Шунь посмотрел на юного воина и снова взмахнул рукой с той же улыбкой на лице, подавая сигнал стражникам довести число ударов по нашим спинам до ста.
Палки тяжело обрушивались на наши тела, кровь и пот затуманивали взор, а где-то наверху гремели барабаны и музыка – то была песня о мире, каждая нота которой, словно клинок, ранила мое сердце бесчисленными ударами.
Я ненавидел эту музыку.
Став императором, Шунь назначил Юя главой управы водными запасами на срок двадцать лет, поручив раз и навсегда решить проблему наводнений. Если борьба со стихией не обернется успехом, наказанием будет смерть. Эта коварная уловка уже была испробована на Гуне, теперь Шунь тем же способом расправлялся с его сыном.
Без лишних слов Юй получил приказ покинуть столицу.
– Я буду ждать тебя с победой! Юй, я обязательно поздравлю тебя с успехом!
Юноша крепко обнял меня и стремительно зашагал прочь.
Среди ночи мне приснился седой отец, который подошел, шатаясь, и грустно посмотрел на меня.
– Чжу, сынок, я так хотел увидеть тебя в последний раз, я так ждал тебя… Сын, я сожалею, что несправедливо обвинил тебя, я сожалею об этом. – Он расплакался.
Во сне я в слезах бросился к его ногам и стал их целовать.
– Будь осторожен, сынок, будь осторожен… – Глубокий вздох, и силуэт отца истаял на глазах. А мне оставалось лишь оплакивать его.
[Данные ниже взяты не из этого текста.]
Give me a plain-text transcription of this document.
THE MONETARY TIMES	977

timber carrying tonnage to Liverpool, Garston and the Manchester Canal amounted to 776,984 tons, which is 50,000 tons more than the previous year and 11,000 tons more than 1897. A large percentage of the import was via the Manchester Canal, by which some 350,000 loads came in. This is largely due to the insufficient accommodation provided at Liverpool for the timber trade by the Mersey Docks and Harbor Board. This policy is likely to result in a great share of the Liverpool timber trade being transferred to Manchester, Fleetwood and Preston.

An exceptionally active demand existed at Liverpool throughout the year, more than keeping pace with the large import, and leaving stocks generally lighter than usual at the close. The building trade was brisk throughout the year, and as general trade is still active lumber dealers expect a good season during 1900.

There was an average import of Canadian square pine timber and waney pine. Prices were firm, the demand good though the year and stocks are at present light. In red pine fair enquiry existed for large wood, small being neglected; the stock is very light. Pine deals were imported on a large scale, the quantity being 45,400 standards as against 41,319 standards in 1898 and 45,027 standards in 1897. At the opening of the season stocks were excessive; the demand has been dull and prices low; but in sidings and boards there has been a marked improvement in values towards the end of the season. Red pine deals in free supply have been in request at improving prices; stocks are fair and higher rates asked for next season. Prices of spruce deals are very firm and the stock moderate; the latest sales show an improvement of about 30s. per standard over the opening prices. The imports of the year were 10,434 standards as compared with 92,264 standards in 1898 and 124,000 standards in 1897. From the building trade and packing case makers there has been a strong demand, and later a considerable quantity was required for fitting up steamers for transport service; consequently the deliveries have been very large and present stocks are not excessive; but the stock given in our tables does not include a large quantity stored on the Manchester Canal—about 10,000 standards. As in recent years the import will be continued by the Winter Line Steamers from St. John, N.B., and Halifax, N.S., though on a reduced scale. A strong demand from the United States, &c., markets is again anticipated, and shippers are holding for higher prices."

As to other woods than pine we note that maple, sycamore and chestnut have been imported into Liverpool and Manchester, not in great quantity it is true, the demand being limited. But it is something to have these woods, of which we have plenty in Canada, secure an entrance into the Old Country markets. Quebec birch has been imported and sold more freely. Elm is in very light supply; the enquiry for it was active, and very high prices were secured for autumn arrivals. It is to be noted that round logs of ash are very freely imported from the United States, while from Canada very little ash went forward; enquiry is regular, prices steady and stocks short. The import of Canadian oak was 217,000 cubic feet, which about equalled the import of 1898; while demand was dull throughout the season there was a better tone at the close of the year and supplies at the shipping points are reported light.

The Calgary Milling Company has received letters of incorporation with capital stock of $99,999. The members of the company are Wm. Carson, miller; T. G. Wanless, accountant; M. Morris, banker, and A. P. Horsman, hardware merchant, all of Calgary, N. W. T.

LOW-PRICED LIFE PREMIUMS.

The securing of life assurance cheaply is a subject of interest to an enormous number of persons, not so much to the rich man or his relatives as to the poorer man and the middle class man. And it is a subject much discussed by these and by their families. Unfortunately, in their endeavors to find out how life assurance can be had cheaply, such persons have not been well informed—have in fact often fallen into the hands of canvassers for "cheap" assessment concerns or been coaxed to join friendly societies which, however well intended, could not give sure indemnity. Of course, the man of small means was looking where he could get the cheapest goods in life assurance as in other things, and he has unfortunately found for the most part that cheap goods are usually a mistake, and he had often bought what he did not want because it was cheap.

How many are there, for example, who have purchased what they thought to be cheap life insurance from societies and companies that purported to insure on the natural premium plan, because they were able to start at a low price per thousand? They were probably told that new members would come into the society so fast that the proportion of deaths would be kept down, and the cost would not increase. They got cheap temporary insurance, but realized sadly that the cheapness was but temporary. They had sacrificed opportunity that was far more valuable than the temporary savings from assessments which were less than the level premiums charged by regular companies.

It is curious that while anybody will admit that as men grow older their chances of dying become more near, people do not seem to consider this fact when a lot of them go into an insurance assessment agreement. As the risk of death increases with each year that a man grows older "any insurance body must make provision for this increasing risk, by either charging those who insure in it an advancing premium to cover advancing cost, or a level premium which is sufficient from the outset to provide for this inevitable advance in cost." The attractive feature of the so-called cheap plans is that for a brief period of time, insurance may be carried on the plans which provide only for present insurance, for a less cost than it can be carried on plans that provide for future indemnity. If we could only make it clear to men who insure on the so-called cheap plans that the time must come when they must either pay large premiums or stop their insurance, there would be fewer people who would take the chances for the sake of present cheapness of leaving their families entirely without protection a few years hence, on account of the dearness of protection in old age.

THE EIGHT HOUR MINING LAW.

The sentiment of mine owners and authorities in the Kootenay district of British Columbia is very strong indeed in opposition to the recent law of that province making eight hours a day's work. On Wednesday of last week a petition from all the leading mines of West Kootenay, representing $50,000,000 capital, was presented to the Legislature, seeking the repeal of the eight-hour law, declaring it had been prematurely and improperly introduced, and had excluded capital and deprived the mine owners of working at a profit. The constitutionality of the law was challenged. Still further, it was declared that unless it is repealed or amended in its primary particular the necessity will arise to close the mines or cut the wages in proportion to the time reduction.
Почувствовав невыносимую тяжесть в груди, я вздрогнул и проснулся. Кто-то душил меня! Сквозь прорези черной маски на меня смотрели чьи-то холодные, злые глаза. Незнакомец сдавил мне горло, словно железными тисками. Я начал извиваться в попытках вырваться. Потом выхватил из-под подушки меч, как вдруг ощутил на шее холод от прижатого к ней клинка.
Я был обездвижен.
Со скрипом распахнулась дверь, в проем ворвался холодный ветер, пламя свечи беспомощно затрепыхало и погасло. Стало темно.
– Чжу, ты можешь покончить со всем этим, – послышался откуда-то из угла знакомый голос.
Когда глаза привыкли к темноте, я смог разглядеть фигуру и узнать говорящего.
– А, Чунхуа, наконец-то ты пришел. Извини, что доставляю тебе столько хлопот.
– Не стоит извиняться. Я подумал, что должен лично при этом присутствовать, иначе буду чувствовать себя неловко.
– Как видишь, я еще жив, хоть и влачу жалкое существование. Мне было интересно, как долго ты будешь с этим мириться, – сказал я.
– Ты старший сын императора Яо, наследник Хуан-ди, в твоих жилах течет благородная кровь.